I am confused about the operation of subtracting mean in every image.
- If I want to finetune a network (pretrained on the ImageNet) on my dataset, should I subtract the ImageNet mean or my dataset mean? I think if I want to finetune on a new dataset, I should substract the new dataset mean, and if I just want to test on this new dataset, I should substract the ImageNet mean. Am I right?
- When calculate the dataset the mean and the std, should I just calculate it on train dataset, or on both train and test dataset?
- Should I calculate the std and the mean on the original image, or the resized image for training?

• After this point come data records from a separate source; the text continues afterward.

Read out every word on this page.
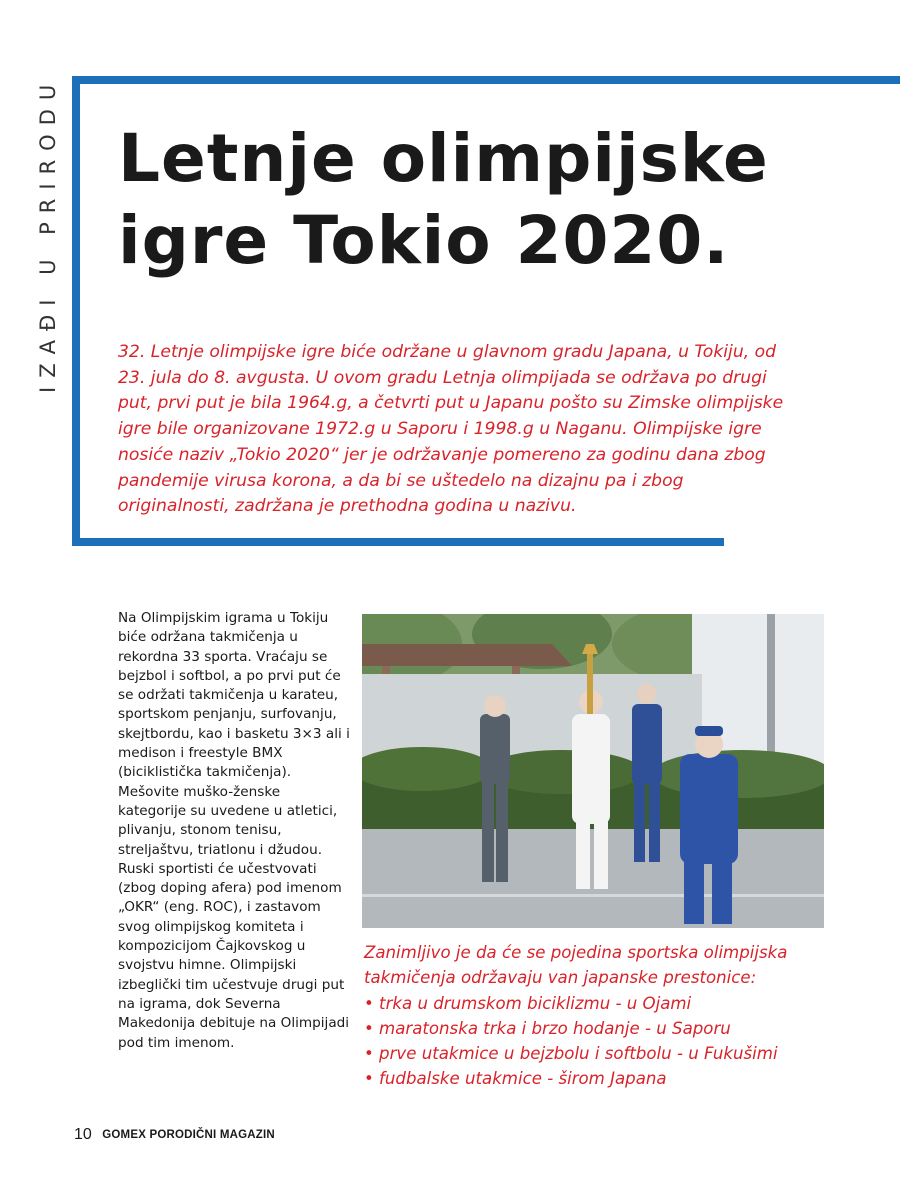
IZAĐI U PRIRODU Letnje olimpijske
igre Tokio 2020.

32. Letnje olimpijske igre biće održane u glavnom gradu Japana, u Tokiju, od 23. jula do 8. avgusta. U ovom gradu Letnja olimpijada se održava po drugi put, prvi put je bila 1964.g, a četvrti put u Japanu pošto su Zimske olimpijske igre bile organizovane 1972.g u Saporu i 1998.g u Naganu. Olimpijske igre nosiće naziv „Tokio 2020“ jer je održavanje pomereno za godinu dana zbog pandemije virusa korona, a da bi se uštedelo na dizajnu pa i zbog originalnosti, zadržana je prethodna godina u nazivu.

Na Olimpijskim igrama u Tokiju biće održana takmičenja u rekordna 33 sporta. Vraćaju se bejzbol i softbol, a po prvi put će se održati takmičenja u karateu, sportskom penjanju, surfovanju, skejtbordu, kao i basketu 3×3 ali i medison i freestyle BMX (biciklistička takmičenja). Mešovite muško-ženske kategorije su uvedene u atletici, plivanju, stonom tenisu, streljaštvu, triatlonu i džudou. Ruski sportisti će učestvovati (zbog doping afera) pod imenom „OKR“ (eng. ROC), i zastavom svog olimpijskog komiteta i kompozicijom Čajkovskog u svojstvu himne. Olimpijski izbeglički tim učestvuje drugi put na igrama, dok Severna Makedonija debituje na Olimpijadi pod tim imenom.

Zanimljivo je da će se pojedina sportska olimpijska takmičenja održavaju van japanske prestonice:

• trka u drumskom biciklizmu - u Ojami
• maratonska trka i brzo hodanje - u Saporu
• prve utakmice u bejzbolu i softbolu - u Fukušimi
• fudbalske utakmice - širom Japana
10 GOMEX PORODIČNI MAGAZIN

- How to calculate the image mean and std when the dataset is very large? It is easier to calculate the mean, I just need to operate the tensor. But how to calculating the std? I concatenate every tensor(after be viewed as (3, -1) shape), but it is not possible for a large dataset. It takes too much memory.
- In the pytorch implementation, the preprocessing is
normalize = transforms.Normalize(mean=[0.485, 0.456, 0.406], std=[0.229, 0.224, 0.225])
, but in the Caffe implementation, the mean is[123, 117, 104]
, I guess it because the image value in pytorch is[0, 1]
, and in Caffe is[0, 255]
. Am I right? But where does thestd = [0.229, 0.224, 0.225]
come from? It doesn’t appear in the Caffe implementation. Is the std necessary? Why the Caffe implementation just normalizes the data using the mean but not the std?
Could anyone help figure it out? Thanks!
HELP!